This is an Open Access book.
Interprofessional communication remains both under-theorized and under-researched in healthcare contexts. This book aims to fill that gap by offering practitioners, policy makers, interprofessional curriculum builders, and students in the health professions a broadened theoretical understanding and rich empirical examples of interprofessional communication across a range of health and social care contexts. Importantly, this means opening the black box of what it means for interprofessional collaboration to be “effective,” in particular, for complex, collective practices that rely on shared meanings and accountabilities. Divided into three parts, the book brings together the practical and conceptual expertise of scholars and practitioners from the fields of communication, interprofessional education, health and human sciences, and healthcare management.

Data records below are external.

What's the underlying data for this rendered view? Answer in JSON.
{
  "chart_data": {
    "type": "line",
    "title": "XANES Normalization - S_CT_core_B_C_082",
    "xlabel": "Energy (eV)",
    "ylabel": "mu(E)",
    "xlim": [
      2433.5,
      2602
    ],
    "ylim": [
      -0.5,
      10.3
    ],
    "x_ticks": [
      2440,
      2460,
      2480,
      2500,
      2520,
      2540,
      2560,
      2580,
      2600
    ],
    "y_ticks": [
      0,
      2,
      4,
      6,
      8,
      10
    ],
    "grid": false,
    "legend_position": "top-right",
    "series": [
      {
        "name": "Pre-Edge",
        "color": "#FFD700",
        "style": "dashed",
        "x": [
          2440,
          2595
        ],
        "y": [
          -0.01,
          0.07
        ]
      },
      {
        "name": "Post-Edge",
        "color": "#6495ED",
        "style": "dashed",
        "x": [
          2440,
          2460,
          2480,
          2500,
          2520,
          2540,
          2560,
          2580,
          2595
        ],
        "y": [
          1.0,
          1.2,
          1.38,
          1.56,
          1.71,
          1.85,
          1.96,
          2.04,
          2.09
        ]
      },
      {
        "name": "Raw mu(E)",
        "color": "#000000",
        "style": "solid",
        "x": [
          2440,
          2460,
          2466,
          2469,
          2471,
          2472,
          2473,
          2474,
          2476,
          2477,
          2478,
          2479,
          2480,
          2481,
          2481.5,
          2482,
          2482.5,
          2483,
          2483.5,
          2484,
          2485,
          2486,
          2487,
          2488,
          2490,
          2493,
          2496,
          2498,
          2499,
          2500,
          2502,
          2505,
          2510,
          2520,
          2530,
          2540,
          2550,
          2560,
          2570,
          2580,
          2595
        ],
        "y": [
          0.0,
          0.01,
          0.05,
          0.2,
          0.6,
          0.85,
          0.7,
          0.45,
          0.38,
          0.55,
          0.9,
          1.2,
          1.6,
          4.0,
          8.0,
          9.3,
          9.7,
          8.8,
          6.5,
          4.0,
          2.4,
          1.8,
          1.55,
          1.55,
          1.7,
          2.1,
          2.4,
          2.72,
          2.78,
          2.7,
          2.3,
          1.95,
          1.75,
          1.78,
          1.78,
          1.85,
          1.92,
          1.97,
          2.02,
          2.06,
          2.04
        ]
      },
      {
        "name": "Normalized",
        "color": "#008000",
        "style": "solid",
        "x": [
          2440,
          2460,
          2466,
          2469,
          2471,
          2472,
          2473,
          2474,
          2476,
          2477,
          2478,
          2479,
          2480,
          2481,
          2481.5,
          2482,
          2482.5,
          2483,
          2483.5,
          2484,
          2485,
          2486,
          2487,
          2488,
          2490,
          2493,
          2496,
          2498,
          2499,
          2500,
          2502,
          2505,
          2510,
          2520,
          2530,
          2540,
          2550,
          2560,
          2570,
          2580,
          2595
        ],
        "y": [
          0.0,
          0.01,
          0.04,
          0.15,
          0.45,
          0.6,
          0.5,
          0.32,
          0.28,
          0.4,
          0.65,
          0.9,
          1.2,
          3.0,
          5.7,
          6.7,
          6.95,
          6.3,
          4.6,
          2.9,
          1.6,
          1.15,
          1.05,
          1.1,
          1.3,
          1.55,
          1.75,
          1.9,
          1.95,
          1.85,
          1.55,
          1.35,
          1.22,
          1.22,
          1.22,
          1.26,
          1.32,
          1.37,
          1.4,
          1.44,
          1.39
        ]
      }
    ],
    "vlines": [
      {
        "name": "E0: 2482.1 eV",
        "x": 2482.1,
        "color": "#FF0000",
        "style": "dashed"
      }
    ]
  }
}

Stephanie Fox has studied interprofessional communication and collaboration in healthcare contexts for over 15 years. Her work focuses on collective sensemaking, narrative, leadership, team communication, and the navigation of professional hierarchies in collaborative interactions.
Kirstie McAllum’s research focuses on patterns of collaborative and conflict-laden communication when groups with varied or contested professional statuses work together (e.g., volunteers/paid staff; family caregivers/healthcare professionals; frontline personal careworkers/healthcare workers with specialist training).
Leena Mikkola has studied interpersonal communication both in client-provider and workplace relationships in social and health care contexts for over 15 years. Recently, her research interest has been in health care management teams and interprofessional health care teams.